Les quatre biais de l’électeur – Le biais pro-emploi

Dans son ouvrage The Myth of the Rational Voter, Bryan Caplan expose quatre biais que l’on retrouve systématiquement chez les électeurs. En tant qu’économiste, il s’est particulièrement attardé sur les points où les économistes et le grand public (et par extension les hommes politiques) sont systématiquement en opposition. Ces biais sont le biais anti-marché, le biais anti-étrangers, le biais pro-emploi et le biais pessimiste.

Je vais vous faire découvrir ces quatre biais au travers d’un série d’articles. Que vous soyez démocrate convaincu ou sceptique, il est important de combattre ces idées fausses qui nuisent au débat démocratique et poussent les politiques à prendre de mauvaises mesures sous les applaudissements de la population.

Le biais pro-emploi se manifeste par la préférence des gens pour les politiques créatrices d’emplois, et à l’inverse leur opposition à tout ce qui peut en détruire, peu importe l’efficacité économique. Pour bien comprendre, imaginez qu’à l’aube de la révolution industrielle des syndicats se soient formés pour faire interdire toute machine agricole. Il faut avoir à l’esprit qu’à l’époque la quasi totalité de la population travaillait dans les champs. Si la révolution industrielle se déroulait aujourd’hui, nous aurions des manifestations monstres pour préserver les emplois agricoles et interdire ces odieuses machines qui créent du chômage. Avec le recul, cela semble stupide, n’est-ce pas ? Et bien allez l’expliquer aux salariés PSA de Aulnay.

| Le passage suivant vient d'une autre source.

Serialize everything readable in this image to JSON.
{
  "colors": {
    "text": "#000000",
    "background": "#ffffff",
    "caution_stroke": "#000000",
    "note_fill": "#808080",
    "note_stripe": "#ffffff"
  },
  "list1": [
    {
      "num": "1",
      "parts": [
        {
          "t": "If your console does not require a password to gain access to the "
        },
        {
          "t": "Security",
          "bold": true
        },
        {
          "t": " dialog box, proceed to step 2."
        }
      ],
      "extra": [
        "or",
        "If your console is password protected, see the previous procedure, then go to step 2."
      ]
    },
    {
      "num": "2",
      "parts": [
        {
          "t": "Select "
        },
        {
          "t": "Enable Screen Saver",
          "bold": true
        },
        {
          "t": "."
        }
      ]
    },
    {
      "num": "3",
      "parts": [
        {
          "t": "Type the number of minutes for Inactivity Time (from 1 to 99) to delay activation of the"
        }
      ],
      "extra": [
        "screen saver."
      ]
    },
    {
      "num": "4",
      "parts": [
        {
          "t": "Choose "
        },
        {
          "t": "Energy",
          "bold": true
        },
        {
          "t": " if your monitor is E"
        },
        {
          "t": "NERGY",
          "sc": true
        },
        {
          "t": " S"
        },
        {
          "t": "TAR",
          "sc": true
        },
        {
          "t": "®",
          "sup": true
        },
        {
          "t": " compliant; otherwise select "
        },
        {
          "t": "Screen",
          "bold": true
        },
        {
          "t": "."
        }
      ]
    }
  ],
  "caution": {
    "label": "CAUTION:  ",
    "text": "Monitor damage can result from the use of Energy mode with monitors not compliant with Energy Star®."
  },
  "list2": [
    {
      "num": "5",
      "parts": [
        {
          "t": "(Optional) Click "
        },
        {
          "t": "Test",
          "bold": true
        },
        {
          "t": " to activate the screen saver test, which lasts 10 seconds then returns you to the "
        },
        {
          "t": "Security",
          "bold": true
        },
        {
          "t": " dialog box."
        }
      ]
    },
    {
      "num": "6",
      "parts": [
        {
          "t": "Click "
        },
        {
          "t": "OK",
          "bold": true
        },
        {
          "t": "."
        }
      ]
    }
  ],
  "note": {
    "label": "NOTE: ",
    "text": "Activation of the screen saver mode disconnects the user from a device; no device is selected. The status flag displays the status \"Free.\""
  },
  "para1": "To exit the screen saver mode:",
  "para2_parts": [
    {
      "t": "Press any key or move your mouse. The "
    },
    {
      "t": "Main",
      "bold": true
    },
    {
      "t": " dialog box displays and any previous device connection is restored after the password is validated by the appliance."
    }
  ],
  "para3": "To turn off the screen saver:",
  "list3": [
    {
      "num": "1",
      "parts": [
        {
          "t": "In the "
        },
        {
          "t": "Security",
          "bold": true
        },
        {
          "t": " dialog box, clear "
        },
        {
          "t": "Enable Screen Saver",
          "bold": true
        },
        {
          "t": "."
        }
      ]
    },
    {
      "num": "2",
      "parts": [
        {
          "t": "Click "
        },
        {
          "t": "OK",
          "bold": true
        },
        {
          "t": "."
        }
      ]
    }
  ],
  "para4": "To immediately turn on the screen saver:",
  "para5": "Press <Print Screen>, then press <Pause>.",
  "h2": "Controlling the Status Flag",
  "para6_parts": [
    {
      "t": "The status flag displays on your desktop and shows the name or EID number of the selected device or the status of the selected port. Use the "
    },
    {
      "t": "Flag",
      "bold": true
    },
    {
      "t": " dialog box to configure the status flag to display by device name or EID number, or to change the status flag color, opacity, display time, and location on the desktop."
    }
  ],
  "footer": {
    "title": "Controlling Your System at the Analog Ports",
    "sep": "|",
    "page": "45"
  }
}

Les grandes révolutions techniques se sont toutes traduites par des pertes d’emploi. La machine à vapeur a remplacé les ouvriers, puis l’électricité a mis les fabricants de chandelles au chômage, les voitures nous ont débarrassé des carrioles, et aujourd’hui des robots de plus en plus intelligents réalisent des travaux qui sont physiquement impossibles pour les ouvriers. Personne n’irait dire qu’il aurait fallu interdire les voitures ou les lampes électriques. De même, personne n’irait dire qu’il aurait fallu nationaliser la fabrication de lampes à huiles pour « protéger un fleuron de l’industrie française« .

La recette d’une croissance économique durable n’est pas secrète : il s’agit de produire plus de richesses avec moins de ressources. De façon provocante, j’ai envie de dire qu’une nation qui s’enrichit est une nation qui licencie, afin de produire plus avec moins. Or, parce que nous vivons encore dans le schéma de l’emploi à vie, nous développons une peur du changement et une peur du progrès technique, à tel point que des manifestations contre les nouveaux acteurs du numériques se multiplient aux États-Unis, et plus particulièrement à San Francisco.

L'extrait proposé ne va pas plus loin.